Three Examples of Cutting-Edge Battery Technology


Three Examples of Cutting-Edge Battery Technology

Batteries are one of those products that we tend to take for granted until something goes wrong. Maybe our smartphone stops working after 45 minutes, we end up stranded on the side of the road or we discover a dangerously disintegrating battery inside our remote control or other devices.
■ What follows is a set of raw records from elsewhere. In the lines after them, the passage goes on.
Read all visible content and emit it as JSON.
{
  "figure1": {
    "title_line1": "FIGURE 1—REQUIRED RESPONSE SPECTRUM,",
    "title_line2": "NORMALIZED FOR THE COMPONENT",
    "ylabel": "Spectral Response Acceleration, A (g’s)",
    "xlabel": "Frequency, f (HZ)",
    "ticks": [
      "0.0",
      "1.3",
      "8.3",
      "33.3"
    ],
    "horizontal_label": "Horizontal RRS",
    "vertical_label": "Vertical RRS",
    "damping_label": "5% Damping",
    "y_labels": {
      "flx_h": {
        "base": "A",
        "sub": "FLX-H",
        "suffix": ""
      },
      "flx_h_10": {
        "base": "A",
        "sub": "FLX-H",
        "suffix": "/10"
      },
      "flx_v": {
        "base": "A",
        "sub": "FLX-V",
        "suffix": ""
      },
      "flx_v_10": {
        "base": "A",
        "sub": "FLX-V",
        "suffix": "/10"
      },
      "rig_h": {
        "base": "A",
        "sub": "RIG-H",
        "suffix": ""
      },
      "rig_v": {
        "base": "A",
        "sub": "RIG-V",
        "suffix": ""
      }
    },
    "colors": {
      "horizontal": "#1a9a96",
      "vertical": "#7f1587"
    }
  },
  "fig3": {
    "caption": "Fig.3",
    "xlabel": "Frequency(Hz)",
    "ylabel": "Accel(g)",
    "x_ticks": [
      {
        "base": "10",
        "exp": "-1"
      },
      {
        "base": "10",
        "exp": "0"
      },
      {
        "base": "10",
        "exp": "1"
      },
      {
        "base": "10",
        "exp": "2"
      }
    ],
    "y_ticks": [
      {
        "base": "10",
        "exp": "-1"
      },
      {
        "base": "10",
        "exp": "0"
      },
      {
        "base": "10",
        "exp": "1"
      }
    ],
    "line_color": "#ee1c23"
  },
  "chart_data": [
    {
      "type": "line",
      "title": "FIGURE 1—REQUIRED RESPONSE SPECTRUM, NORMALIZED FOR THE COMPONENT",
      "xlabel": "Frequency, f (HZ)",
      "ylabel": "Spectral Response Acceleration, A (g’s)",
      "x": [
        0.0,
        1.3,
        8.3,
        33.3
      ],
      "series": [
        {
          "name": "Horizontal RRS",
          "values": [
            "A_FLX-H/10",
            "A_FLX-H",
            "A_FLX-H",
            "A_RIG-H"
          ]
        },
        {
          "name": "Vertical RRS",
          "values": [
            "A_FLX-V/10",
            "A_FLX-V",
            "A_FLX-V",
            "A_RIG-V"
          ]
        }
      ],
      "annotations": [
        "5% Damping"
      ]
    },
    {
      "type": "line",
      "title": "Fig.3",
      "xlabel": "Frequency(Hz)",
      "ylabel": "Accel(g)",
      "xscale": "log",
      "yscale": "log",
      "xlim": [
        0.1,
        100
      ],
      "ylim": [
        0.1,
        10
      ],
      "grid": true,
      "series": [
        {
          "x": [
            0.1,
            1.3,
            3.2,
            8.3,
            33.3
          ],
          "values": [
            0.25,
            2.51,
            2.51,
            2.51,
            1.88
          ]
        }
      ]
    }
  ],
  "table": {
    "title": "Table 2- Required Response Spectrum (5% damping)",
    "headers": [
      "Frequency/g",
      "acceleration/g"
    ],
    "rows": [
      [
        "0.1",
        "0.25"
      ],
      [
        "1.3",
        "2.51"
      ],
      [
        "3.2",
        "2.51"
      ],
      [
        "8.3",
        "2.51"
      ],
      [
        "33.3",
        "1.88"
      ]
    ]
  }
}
Fortunately, there are diligent researchers who spend their lives coming up with ways to make the batteries that we use better, safer and more powerful. Check out the following examples of cutting-edge battery technology:

Quick Charge Technology

Traditionally, recharging a smartphone or tablet battery meant plugging the device into the charger and waiting — in some cases, for several hours. Now, thanks to the Quick Charge technology that is found in the Qualcomm Snapdragon series, some of the fastest mobile processors available, you can recharge your mobile device’s battery in a fraction of the time. Called “5 for 5,” this new technology provides a whopping 5 hours of talk time in a measly 5 minutes of charging time. If you have an important call with the boss coming up in 5 minutes and your discover that your battery is dead as a doornail, the Quick Charge technology can not only revive your battery, it can also ease your stress level. In addition, the Qualcomm Snapdragon series is designed to use as little power as possible, so you can enjoy more talk, movie and music time than ever before.

How Much Battery Life is Left?

In a gas-powered vehicle, the fuel gauge lets you know how much gas you have left. In an electric car, such as those made by Tesla, a state-of-charge monitor lets a driver know how many miles she has left before the car’s battery will need a charge. Since a battery’s ability to hold a charge changes as it gets older, and factors like temperature can also impact the amount of life it has left, a traditional state-of-charge monitor may not give a true reading. This is because it relies on measurements of the battery’s current or voltage, but not external factors. Because it is imperative for this mileage estimate to be as accurate as possible — after all, battery charging stations are not as prevalent as gas stations — researchers are looking at ways to improve these state-of-charge systems. A team of scientists from North Carolina State University recently invented a system that will more reliably determine the amount of charge that is left in a lithium-ion battery — the same type of battery used in plug-in electric cars. They focused on creating a model that will predict the state-of-charge based on a variety of input factors, not just the voltage. After testing the new system, the team was pleased to announce that it was accurate to within 5 percent.

A Safer Solid-State Alkaline Battery

A number of kids’ toys require batteries, as do a variety of gadgets around the house. To ensure that the batteries that we have used to power our flashlights and remote control cars are as safe as possible, the team from Ionic Materials are announcing plans to make solid-state rechargeable alkaline batteries a great alternative to lithium-ion and other types of batteries. As The New York Times notes, alkaline batteries are cheaper and safe, but they are not rechargeable. Researchers from Ionic Materials plan to change that issue by coming up with an alkaline battery that can be recharged hundreds of times, and is also less likely to combust or have other safety problems.

While battery life isn’t typically the first and foremost concern for consumers, better, safer batteries are presently contributing to significant advancements in a number of industries.